All this serene nature has made a welcome contrast with the vast morass that is Mexico City, a place that in my mind was to feature endless one-storey slums and open sewers. Once again, Mexico confounded expectations and we were in a Latin American Shanghai. Modern, bustling and packed with atmosphere and music, it’s actually an incredible place. Driving there was a proper nightmare though. First up, we couldn’t enter the city on a Friday as our number plate ended with a ‘9.’ The government has brought in a bunch of measures to ease congestion, the “number plate lottery” being one of them. As we entered the city boundaries, people were honking and waving at us to turn around. Upon realising our blunder we U-turned and slept in a nearby village instead. The next day we got in successfully, only for a delivery cyclist to undertake us when we were pulling in for directions. Cue cyclist falling into a nearby car and some grumpy locals demand we pay for the damage. Cyclist being ok, haggling over damage costs completed, we got out of there £50 down. Thankfully we found free parking for Gina for our brief stay in the capital, which allowed us to enjoy Frida Kahlo’s house, Leon Trotsky’s house (where he was killed by a Stalinist and ALSO where he and Frida conducted a brief affair) some incredible Mexican wrestling (featuring dwarves and one guy performing suplexes whilst dressed as The Grinch) and the anthropology museum, hassle free. A special mention to the anthropology museum actually – thanks to the English speaking guide, I’d say it was one of the most fascinating museum visits of my life. Mexican history is dripping in a lot of stuff, mostly blood actually, but it is so varied and odd, and carries this crazy burden of the Spanish arrival in 1519 (or thereabouts) that I was transfixed in every detail. For instance, the Aztecs and Mayans played this ball-game that was somewhere between football and volleyball. The winning team had to sacrifice one of their players to the gods after the final whistle. Sacrifice was deemed such an honour that this was a legitimately sought after prize. I’d just stick to ping pong personally.

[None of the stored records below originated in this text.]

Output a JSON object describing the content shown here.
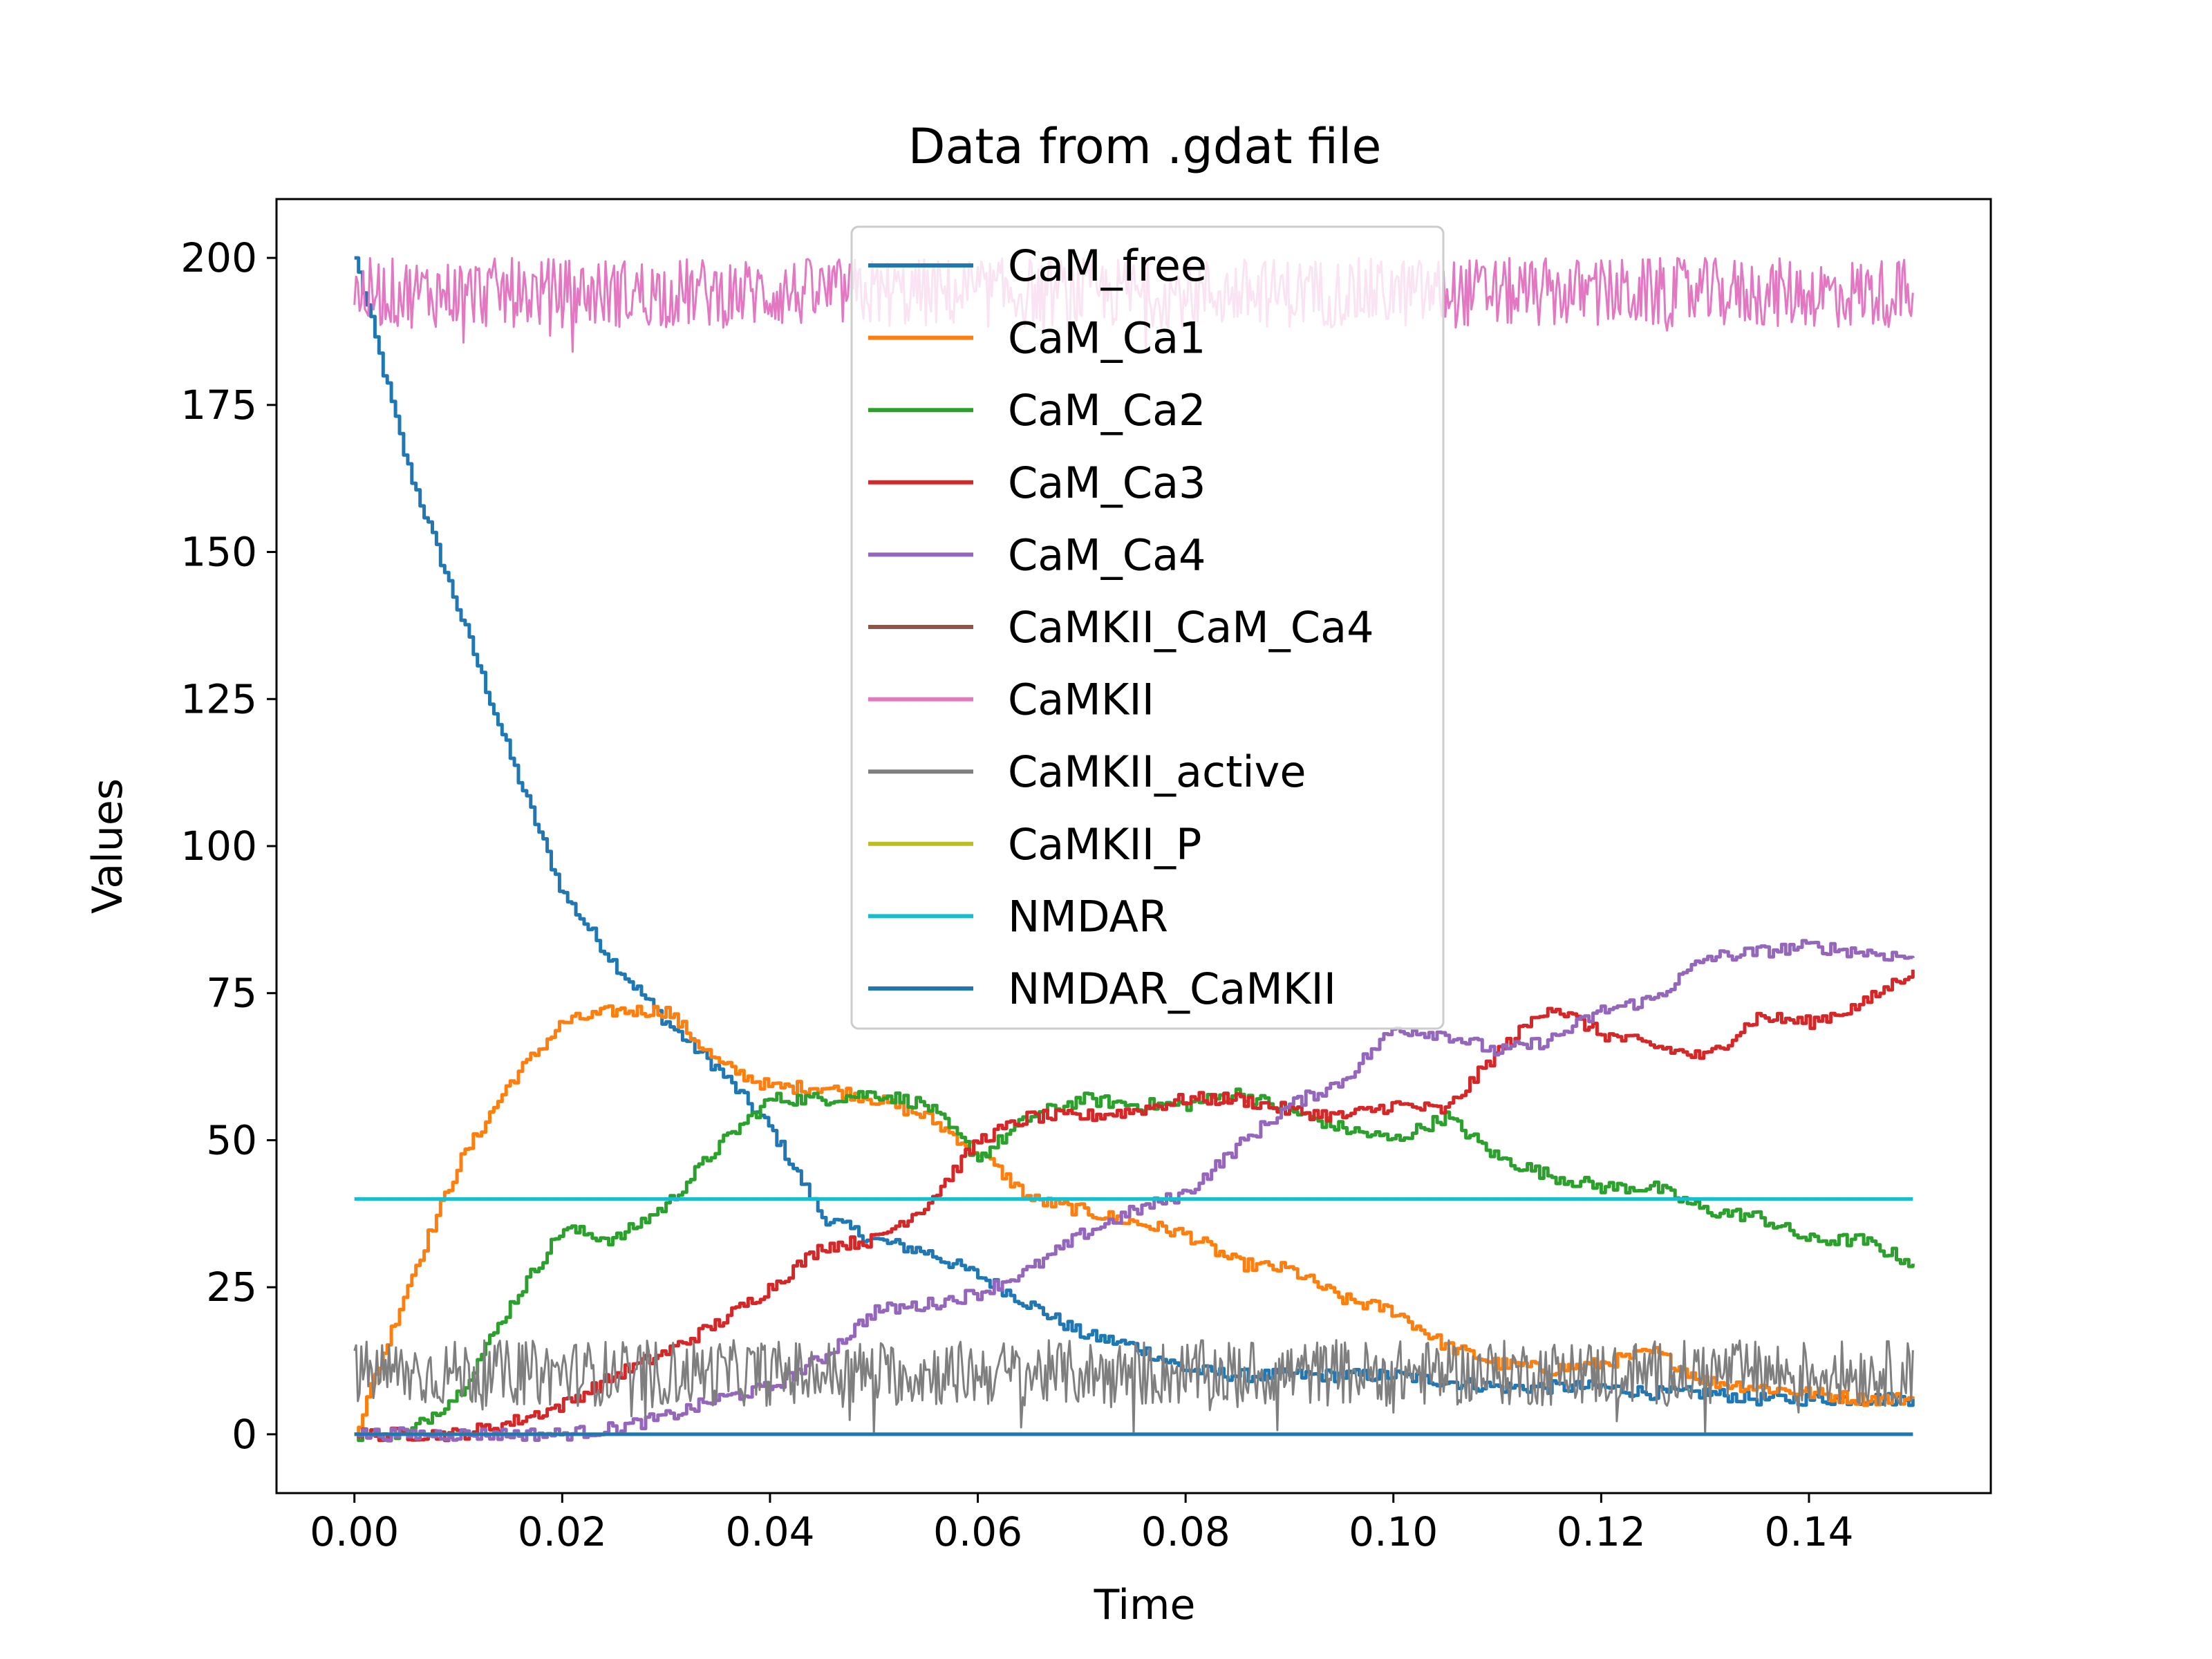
{
  "chart_data": {
    "type": "line",
    "title": "Data from .gdat file",
    "xlabel": "Time",
    "ylabel": "Values",
    "xlim": [
      -0.0075,
      0.1575
    ],
    "ylim": [
      -10,
      210
    ],
    "xticks": [
      0.0,
      0.02,
      0.04,
      0.06,
      0.08,
      0.1,
      0.12,
      0.14
    ],
    "xtick_labels": [
      "0.00",
      "0.02",
      "0.04",
      "0.06",
      "0.08",
      "0.10",
      "0.12",
      "0.14"
    ],
    "yticks": [
      0,
      25,
      50,
      75,
      100,
      125,
      150,
      175,
      200
    ],
    "ytick_labels": [
      "0",
      "25",
      "50",
      "75",
      "100",
      "125",
      "150",
      "175",
      "200"
    ],
    "grid": false,
    "legend_position": "upper center",
    "x": [
      0.0,
      0.005,
      0.01,
      0.015,
      0.02,
      0.025,
      0.03,
      0.035,
      0.04,
      0.045,
      0.05,
      0.055,
      0.06,
      0.065,
      0.07,
      0.075,
      0.08,
      0.085,
      0.09,
      0.095,
      0.1,
      0.105,
      0.11,
      0.115,
      0.12,
      0.125,
      0.13,
      0.135,
      0.14,
      0.145,
      0.15
    ],
    "series": [
      {
        "name": "CaM_free",
        "color": "#1f77b4",
        "values": [
          200,
          165,
          140,
          115,
          92,
          80,
          70,
          62,
          52,
          37,
          33,
          31,
          27,
          22,
          17,
          15,
          11,
          10,
          10,
          10,
          10,
          9,
          8,
          8,
          8,
          7,
          7,
          6,
          6,
          6,
          6
        ]
      },
      {
        "name": "CaM_Ca1",
        "color": "#ff7f0e",
        "values": [
          0,
          25,
          46,
          60,
          70,
          72,
          72,
          63,
          59,
          59,
          57,
          54,
          48,
          40,
          38,
          36,
          34,
          29,
          28,
          23,
          21,
          15,
          12,
          11,
          12,
          14,
          9,
          8,
          7,
          6,
          6
        ]
      },
      {
        "name": "CaM_Ca2",
        "color": "#2ca02c",
        "values": [
          0,
          0,
          7,
          22,
          35,
          33,
          39,
          49,
          57,
          57,
          58,
          56,
          47,
          54,
          57,
          56,
          56,
          58,
          55,
          52,
          50,
          54,
          47,
          44,
          42,
          42,
          38,
          37,
          33,
          33,
          29
        ]
      },
      {
        "name": "CaM_Ca3",
        "color": "#d62728",
        "values": [
          0,
          0,
          0,
          2,
          5,
          10,
          14,
          19,
          25,
          32,
          33,
          39,
          50,
          54,
          54,
          55,
          57,
          57,
          55,
          54,
          56,
          55,
          65,
          73,
          68,
          66,
          64,
          71,
          70,
          73,
          79
        ]
      },
      {
        "name": "CaM_Ca4",
        "color": "#9467bd",
        "values": [
          0,
          0,
          0,
          0,
          0,
          1,
          3,
          6,
          8,
          13,
          21,
          22,
          24,
          28,
          34,
          38,
          41,
          49,
          56,
          60,
          69,
          68,
          65,
          67,
          72,
          74,
          81,
          82,
          83,
          82,
          81
        ]
      },
      {
        "name": "CaMKII_CaM_Ca4",
        "color": "#8c564b",
        "values": [
          0,
          0,
          0,
          0,
          0,
          0,
          0,
          0,
          0,
          0,
          0,
          0,
          0,
          0,
          0,
          0,
          0,
          0,
          0,
          0,
          0,
          0,
          0,
          0,
          0,
          0,
          0,
          0,
          0,
          0,
          0
        ]
      },
      {
        "name": "CaMKII",
        "color": "#e377c2",
        "values": [
          195,
          195,
          195,
          195,
          195,
          195,
          195,
          195,
          195,
          195,
          195,
          195,
          195,
          195,
          195,
          195,
          195,
          195,
          195,
          195,
          195,
          195,
          195,
          195,
          195,
          195,
          195,
          195,
          195,
          195,
          195
        ]
      },
      {
        "name": "CaMKII_active",
        "color": "#7f7f7f",
        "values": [
          5,
          5,
          5,
          5,
          5,
          5,
          5,
          5,
          5,
          5,
          5,
          5,
          5,
          5,
          5,
          5,
          5,
          5,
          5,
          5,
          5,
          5,
          5,
          5,
          5,
          5,
          5,
          5,
          5,
          5,
          5
        ]
      },
      {
        "name": "CaMKII_P",
        "color": "#bcbd22",
        "values": [
          0,
          0,
          0,
          0,
          0,
          0,
          0,
          0,
          0,
          0,
          0,
          0,
          0,
          0,
          0,
          0,
          0,
          0,
          0,
          0,
          0,
          0,
          0,
          0,
          0,
          0,
          0,
          0,
          0,
          0,
          0
        ]
      },
      {
        "name": "NMDAR",
        "color": "#17becf",
        "values": [
          40,
          40,
          40,
          40,
          40,
          40,
          40,
          40,
          40,
          40,
          40,
          40,
          40,
          40,
          40,
          40,
          40,
          40,
          40,
          40,
          40,
          40,
          40,
          40,
          40,
          40,
          40,
          40,
          40,
          40,
          40
        ]
      },
      {
        "name": "NMDAR_CaMKII",
        "color": "#1f77b4",
        "values": [
          0,
          0,
          0,
          0,
          0,
          0,
          0,
          0,
          0,
          0,
          0,
          0,
          0,
          0,
          0,
          0,
          0,
          0,
          0,
          0,
          0,
          0,
          0,
          0,
          0,
          0,
          0,
          0,
          0,
          0,
          0
        ]
      }
    ],
    "noise": {
      "CaMKII": {
        "min": 183,
        "max": 200
      },
      "CaMKII_active": {
        "min": 0,
        "max": 16
      }
    }
  }
}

A final mention must also go to Ale, an old chum from Camp America who let us stay with her in the prosperous city of Queretaro. We were about 2 hours late to meet her unfortunately as I was navigating. I had her address down as Calle Santa Rosa. She lives on Avenue Santa Rosa. Calle Santa Rosa was 10 km south and in one of the city’s most dangerous slums. It was a hairy drive. Mexican slums are to be avoided. Finding our way north, we located Ale’s plush house which was a in a gated community and had it’s own security guard. Bit of a contrast there. Ale took us out to eat the local speciality of fried grasshoppers and worms (verdict was 2 “goods” from the guys and 2 “never agains” from the girls) and even woke G and me up at 4am to carry on drinking with her as she’d got back so late from a Christmas work party. It was a long day the next day. And this has been a long post. I’m off to rub moisturiser on my bright red face and body. Scot Abroad!